Burke a beast: Michigan’s Trey Burke, a 6-foot sophomore guard from Columbus, Ohio, who averages 18.8 ppg with 236 assists against 75 turnovers in 35 games, is a finalist for Naismith Player of the Year with Indiana’s Victor Oladipo, Creighton’s Doug McDermott and Georgetown’s Otto Porter.

Tim Hardaway, Jr., a 6-6 guard from Miami, Fla., completes perhaps the best backcourt in the country. He averages 14.9 ppg and 4.6 rebounds a game with 76 assists to 66 turnovers.

“I don’t think we have any edge going into this game,” Hardaway Jr. told ESPN radio in comments printed in the Detroit Free Press. “Both teams are similar, both have bigs that have great motors, they’ve got guards, wings that are capable of having any type of game when you’re playing against them. I don’t think (anyone) has an edge. You’ve got to do what you’re doing and keep on having fun, like we’re doing.”

Wolverines rugged foe: KU coach Self’s early take on Michigan, a team that went 12-6 in the Big 10. Michigan beat South Dakota State (71-56) and VCU (78-53) in second- and third-round tourney games.

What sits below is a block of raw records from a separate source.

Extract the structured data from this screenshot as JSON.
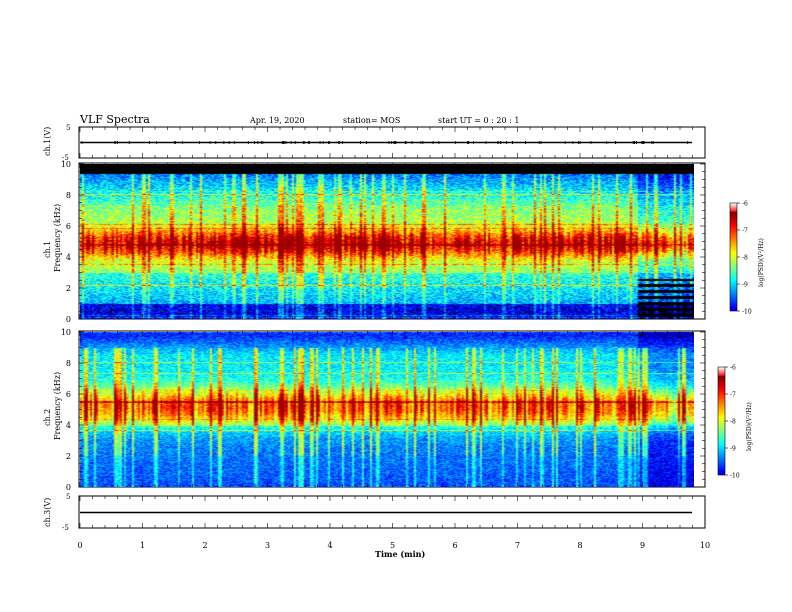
{
  "header": {
    "title": "VLF Spectra",
    "date": "Apr. 19, 2020",
    "station": "station= MOS",
    "start": "start  UT =   0 : 20 : 1"
  },
  "chart_data": [
    {
      "type": "line",
      "panel": "ch1-waveform",
      "ylabel": "ch.1(V)",
      "ylim": [
        -5,
        5
      ],
      "yticks": [
        "5",
        "-5"
      ],
      "xlim": [
        0,
        10
      ],
      "series": [
        {
          "values": [
            0,
            0
          ]
        }
      ]
    },
    {
      "type": "heatmap",
      "panel": "ch1-spectrogram",
      "ylabel": "ch.1",
      "ylabel2": "Frequency  (kHz)",
      "ylim": [
        0,
        10
      ],
      "yticks": [
        "0",
        "2",
        "4",
        "6",
        "8",
        "10"
      ],
      "xlim": [
        0,
        9.83
      ],
      "colorbar": {
        "label": "log(PSD)(V²/Hz)",
        "ticks": [
          "-6",
          "-7",
          "-8",
          "-9",
          "-10"
        ],
        "range": [
          -10,
          -6
        ]
      },
      "emission_band_khz": [
        4.0,
        6.0
      ]
    },
    {
      "type": "heatmap",
      "panel": "ch2-spectrogram",
      "ylabel": "ch.2",
      "ylabel2": "Frequency  (kHz)",
      "ylim": [
        0,
        10
      ],
      "yticks": [
        "0",
        "2",
        "4",
        "6",
        "8",
        "10"
      ],
      "xlim": [
        0,
        9.83
      ],
      "colorbar": {
        "label": "log(PSD)(V²/Hz)",
        "ticks": [
          "-6",
          "-7",
          "-8",
          "-9",
          "-10"
        ],
        "range": [
          -10,
          -6
        ]
      },
      "emission_band_khz": [
        4.5,
        5.5
      ]
    },
    {
      "type": "line",
      "panel": "ch3-waveform",
      "ylabel": "ch.3(V)",
      "ylim": [
        -5,
        5
      ],
      "yticks": [
        "5",
        "-5"
      ],
      "xlim": [
        0,
        10
      ],
      "series": [
        {
          "values": [
            0,
            0
          ]
        }
      ]
    }
  ],
  "xaxis": {
    "label": "Time  (min)",
    "ticks": [
      "0",
      "1",
      "2",
      "3",
      "4",
      "5",
      "6",
      "7",
      "8",
      "9",
      "10"
    ]
  }
}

“In order to cut down the nets, we’ve got to prepare for another two-game tournament,” Self said. “We’re playing a team that demolished an unbelievable basketball team (VCU). When Michigan plays well, they are definitely a top five team in the country. We’ve got our work cut out.”

He wasn’t crying: The Springfield News-Leader pointed out that the North Carolina fan who was shown cringing on TV after a vicious blocked shot by Jeff Withey was Chase Allen, son of Missouri State football coach Terry Allen.

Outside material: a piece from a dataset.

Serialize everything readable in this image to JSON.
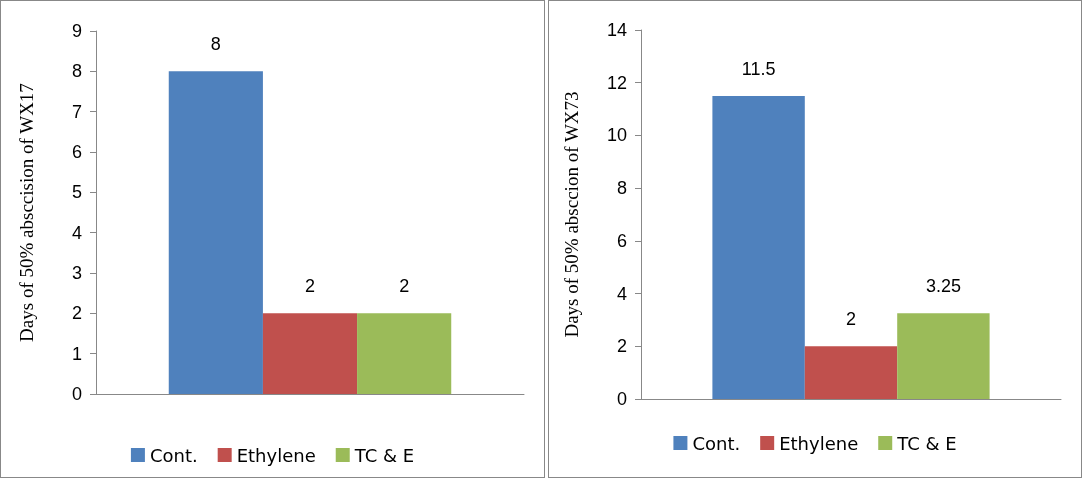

Terry Allen, a former KU head football coach, and his family members are Carolina basketball fans. Allen is a close friend of UNC coach Roy Williams..

The paper, by the way, pointed out that Chase Allen was not crying as suggested by some.

South Regional info: KU’s shootaround, which is open to the public, will run from 2:10 to 3 p.m. Thursday in Cowboys Stadium in Arlington, Texas.